Using a helper plugin
I found two plugins that promised to provide a framework to simplify the creation of metaboxes. These are not plugins that provide anything that the end user can see directly, rather they provide functions that can be used in theme an plugin development. They both reduce the work of creating a metabox down to creating an array with the properties you want the metabox to have. They both introduce a dependency on code I cannot maintain, which is something I am always cautious about in using third-party plugins, but it’s much more viable than the alternative of creating such code from scratch and maintaining it myself.
CMB2 is “a metabox, custom fields, and forms library for WordPress that will blow your mind.” It is free and open source, with development hosted on GitHub. It seems quite mature (version 1.0 was in Nov 2013), with a large installation base and decent amount of current activity on github.

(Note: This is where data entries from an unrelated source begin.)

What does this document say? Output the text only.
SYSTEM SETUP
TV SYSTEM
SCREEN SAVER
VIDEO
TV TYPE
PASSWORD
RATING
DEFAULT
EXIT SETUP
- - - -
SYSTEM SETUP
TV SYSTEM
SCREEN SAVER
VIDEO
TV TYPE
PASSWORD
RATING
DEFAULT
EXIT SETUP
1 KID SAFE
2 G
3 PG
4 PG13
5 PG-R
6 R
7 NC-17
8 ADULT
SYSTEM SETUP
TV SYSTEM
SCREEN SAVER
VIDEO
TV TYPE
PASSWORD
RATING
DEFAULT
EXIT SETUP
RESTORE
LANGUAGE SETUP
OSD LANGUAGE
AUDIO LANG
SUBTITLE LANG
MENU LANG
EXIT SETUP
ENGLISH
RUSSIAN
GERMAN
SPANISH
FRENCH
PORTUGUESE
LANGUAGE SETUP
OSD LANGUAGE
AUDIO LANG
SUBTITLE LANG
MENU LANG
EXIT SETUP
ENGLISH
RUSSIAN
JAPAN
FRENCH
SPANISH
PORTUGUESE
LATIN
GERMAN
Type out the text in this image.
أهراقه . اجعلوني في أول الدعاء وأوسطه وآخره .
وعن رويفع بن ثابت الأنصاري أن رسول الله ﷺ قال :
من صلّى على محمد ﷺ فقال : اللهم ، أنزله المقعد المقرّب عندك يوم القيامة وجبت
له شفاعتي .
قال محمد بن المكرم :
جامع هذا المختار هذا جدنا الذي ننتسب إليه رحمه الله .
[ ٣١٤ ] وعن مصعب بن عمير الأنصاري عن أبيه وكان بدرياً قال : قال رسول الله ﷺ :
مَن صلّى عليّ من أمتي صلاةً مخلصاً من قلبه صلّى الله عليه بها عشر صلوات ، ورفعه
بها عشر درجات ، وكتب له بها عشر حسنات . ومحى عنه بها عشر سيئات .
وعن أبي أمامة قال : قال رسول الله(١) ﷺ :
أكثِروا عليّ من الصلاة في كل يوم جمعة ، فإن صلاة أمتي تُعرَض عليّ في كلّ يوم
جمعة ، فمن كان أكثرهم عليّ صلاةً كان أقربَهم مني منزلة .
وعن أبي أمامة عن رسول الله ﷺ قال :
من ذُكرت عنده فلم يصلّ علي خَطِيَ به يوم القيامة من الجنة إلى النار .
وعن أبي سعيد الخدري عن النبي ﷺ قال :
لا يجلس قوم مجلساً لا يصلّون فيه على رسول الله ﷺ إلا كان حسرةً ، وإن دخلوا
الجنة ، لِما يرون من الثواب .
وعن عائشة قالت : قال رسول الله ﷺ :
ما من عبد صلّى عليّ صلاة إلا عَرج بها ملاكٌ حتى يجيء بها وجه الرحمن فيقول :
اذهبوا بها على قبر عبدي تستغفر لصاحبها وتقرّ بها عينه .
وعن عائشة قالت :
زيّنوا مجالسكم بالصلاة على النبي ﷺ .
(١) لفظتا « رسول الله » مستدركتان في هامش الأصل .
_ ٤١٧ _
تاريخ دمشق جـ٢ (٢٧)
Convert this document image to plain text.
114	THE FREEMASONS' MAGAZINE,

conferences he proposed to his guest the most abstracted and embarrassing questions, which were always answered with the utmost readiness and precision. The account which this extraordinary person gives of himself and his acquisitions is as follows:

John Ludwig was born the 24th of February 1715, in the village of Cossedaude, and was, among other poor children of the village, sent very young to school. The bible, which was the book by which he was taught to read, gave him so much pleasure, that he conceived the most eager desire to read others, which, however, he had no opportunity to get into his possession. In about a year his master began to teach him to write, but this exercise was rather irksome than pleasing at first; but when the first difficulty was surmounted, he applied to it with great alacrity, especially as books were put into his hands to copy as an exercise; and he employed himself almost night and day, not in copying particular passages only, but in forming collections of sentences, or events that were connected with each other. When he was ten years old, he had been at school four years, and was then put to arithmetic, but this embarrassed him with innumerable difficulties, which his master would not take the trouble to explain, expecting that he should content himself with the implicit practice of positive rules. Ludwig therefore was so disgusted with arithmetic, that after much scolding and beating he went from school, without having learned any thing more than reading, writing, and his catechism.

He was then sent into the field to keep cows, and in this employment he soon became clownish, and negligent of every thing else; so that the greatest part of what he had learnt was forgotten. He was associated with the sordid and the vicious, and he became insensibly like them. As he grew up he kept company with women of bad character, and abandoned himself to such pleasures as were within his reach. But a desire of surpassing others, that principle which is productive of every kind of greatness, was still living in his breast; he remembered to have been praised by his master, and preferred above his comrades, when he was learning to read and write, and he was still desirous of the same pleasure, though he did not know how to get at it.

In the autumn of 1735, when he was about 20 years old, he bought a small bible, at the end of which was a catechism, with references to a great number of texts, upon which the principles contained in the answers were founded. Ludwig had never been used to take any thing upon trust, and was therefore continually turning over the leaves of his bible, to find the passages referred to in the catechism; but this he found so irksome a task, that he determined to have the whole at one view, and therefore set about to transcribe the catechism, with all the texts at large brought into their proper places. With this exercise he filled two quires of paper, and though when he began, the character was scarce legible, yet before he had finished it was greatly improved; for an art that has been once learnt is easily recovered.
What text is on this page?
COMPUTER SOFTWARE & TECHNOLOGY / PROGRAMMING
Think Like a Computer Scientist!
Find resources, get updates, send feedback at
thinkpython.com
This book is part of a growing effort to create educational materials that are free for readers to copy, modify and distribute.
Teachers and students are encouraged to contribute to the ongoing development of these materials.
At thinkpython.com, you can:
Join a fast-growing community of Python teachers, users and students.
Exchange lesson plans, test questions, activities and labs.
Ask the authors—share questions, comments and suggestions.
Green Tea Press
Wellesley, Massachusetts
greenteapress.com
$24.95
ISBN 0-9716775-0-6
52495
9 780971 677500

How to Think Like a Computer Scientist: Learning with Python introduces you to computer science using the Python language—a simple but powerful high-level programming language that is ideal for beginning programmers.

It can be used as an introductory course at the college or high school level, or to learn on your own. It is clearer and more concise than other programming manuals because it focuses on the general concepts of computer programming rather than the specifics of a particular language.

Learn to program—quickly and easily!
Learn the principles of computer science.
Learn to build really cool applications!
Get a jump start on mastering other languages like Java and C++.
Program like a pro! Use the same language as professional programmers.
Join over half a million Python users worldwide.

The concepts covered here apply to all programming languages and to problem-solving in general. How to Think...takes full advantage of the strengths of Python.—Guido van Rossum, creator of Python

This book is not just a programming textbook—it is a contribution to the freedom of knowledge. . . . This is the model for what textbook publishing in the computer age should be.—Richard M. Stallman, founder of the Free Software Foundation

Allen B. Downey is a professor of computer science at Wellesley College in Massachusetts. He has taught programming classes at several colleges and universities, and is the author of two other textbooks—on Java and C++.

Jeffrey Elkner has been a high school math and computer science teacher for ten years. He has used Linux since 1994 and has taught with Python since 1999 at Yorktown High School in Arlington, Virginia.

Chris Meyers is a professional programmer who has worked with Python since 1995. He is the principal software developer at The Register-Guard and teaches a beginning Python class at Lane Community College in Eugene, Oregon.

Meta Box is “a powerful, professional developer toolkit to create custom meta boxes and custom fields for WordPress.” It too is free and released under GPL2 licence, but there are paid-for extensions (also GPL2 licensed) and I don’t see any open source development (I may not have looked in the right place). Meta box has been around for a couple of years, is regularly updated and has a very large user base. The paid-for extensions give me some hope that the developers have a sustainable business model, but a worry that maybe ‘free’ doesn’t include the one function that at sometime I will really need. Well, developers cannot live on magic beans so I wouldn’t mind paying.
In the end both plugins worked well, but Meta Box allows the creation of custom fields for a link from one post to another, which I didn’t see in CMB2. That’s what I need for a metadata field to say that the author of the book described in one post is a person described in another.